I’m not lifelong to Pensacola, but I got here as quickly as I could. I’ve been milling around this part of the coast for thirty-five years but didn’t get a permanent address until almost 15 years ago.
Yesterday, I stood on the beach watching my daughter come in on her sailboat and a chill of gratitude made the hair on my arms stand straight up and down.
Her white number 7 laser radial sliced through the Pensacola Bay water like a hot knife on a yellow butter square and I thought, “Praise to the Big Boat Captain in the Sky to be standing on this little strip of sand.”
Blue sky. Salt air. And not one racing rat to be found. Excuse me while I dab the corner of my left brown eye.

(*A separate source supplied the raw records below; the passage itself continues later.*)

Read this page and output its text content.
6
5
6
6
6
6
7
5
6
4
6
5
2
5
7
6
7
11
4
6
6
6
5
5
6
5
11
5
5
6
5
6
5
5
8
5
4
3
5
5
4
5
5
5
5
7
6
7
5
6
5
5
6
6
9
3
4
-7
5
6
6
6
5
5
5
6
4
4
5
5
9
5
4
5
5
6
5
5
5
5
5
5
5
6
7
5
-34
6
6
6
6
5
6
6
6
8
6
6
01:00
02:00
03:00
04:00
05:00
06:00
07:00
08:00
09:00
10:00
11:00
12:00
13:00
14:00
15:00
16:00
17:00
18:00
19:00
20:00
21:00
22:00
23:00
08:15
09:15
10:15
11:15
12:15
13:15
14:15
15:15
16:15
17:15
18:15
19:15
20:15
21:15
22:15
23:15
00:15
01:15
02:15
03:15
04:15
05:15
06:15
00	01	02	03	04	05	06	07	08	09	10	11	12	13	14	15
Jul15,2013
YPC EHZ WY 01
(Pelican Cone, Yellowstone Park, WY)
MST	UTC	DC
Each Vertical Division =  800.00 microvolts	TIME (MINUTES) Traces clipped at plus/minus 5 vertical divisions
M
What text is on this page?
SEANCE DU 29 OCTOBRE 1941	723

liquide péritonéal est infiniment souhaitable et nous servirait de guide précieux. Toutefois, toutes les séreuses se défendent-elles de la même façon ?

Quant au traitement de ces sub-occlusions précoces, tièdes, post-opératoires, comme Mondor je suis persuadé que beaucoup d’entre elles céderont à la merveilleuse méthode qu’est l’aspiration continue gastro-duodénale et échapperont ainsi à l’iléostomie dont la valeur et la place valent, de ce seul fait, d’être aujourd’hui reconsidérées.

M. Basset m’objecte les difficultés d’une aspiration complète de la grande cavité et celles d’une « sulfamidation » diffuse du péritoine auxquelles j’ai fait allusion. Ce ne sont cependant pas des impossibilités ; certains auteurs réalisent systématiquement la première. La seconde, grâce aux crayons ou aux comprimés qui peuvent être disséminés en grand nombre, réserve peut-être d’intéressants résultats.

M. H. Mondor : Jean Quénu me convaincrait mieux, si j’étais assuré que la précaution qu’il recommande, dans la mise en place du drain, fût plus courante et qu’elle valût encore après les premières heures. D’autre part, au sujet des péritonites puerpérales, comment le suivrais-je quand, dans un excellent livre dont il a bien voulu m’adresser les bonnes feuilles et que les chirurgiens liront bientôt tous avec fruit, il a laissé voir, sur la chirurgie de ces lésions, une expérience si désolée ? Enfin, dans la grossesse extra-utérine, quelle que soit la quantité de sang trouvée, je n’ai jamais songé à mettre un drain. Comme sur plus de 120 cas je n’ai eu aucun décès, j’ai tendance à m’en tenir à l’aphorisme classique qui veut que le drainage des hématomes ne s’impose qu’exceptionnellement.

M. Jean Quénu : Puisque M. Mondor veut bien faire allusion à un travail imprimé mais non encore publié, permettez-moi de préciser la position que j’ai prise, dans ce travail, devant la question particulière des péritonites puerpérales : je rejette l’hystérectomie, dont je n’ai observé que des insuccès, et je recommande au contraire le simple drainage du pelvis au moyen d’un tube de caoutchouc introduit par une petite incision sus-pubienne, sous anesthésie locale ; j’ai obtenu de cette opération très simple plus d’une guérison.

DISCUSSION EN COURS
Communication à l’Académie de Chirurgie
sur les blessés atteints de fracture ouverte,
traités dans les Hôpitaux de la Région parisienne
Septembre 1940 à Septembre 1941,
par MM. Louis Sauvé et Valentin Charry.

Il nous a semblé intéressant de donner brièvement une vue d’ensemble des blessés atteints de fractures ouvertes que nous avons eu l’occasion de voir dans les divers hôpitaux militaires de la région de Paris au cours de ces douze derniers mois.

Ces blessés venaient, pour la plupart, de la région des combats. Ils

But it’s true; we’re as lucky as rabbits with all four feet to call this place home. Anybody that’s ever been anywhere or done anything knows it’s the truth.
Oh sure, sometimes a person with a bad mattress might get mouthy on an internet forum about the lack of Dave & Busters or TopGolf, but we’ve got more golf courses and cow pasture driving ranges than great-Grandma has quilts. As for Dave & Busters, I will, all day long, take a lawn chair and a Jimmy Buffet song over that cacophony of manufactured racket and dollar stealin’.
Of course, there were the before and after Ivan changes, but haven’t they also been something else in the last 10 years?
Recently, I watched a bandwagon get full of folks frustrated over the lack of things to do. But I don’t reckon I could shake a stick at all there is to do. My arm would fall off.
Personally, I could stand on the Pensacola Beach Pier and look for Kemp Ridley turtles for six days straight if I had my Diet Coke.
The next time you hear someone aggravated over something around Pensacola, ask ‘em this…
Does the surprise sighting of the gray dorsal fin of a dolphin not feel like winning a scratch-off ticket?
Does the supersized American flag whipping and snapping outside of Joe Patti’s not make you want to salute from your driver’s side window?
Does a drive under Graffiti Bridge not feel like turning the page on a good book you love to read?
And for the love of all things holy and right, if the roar of those blue and gold fly boys tearing those Angels towards a Gulf Breeze sunset doesn’t make you wanna get a pair of Pete “Maverick” Mitchell aviators.
We’ve got all the good things, y’all. Without overdoing it on the filler.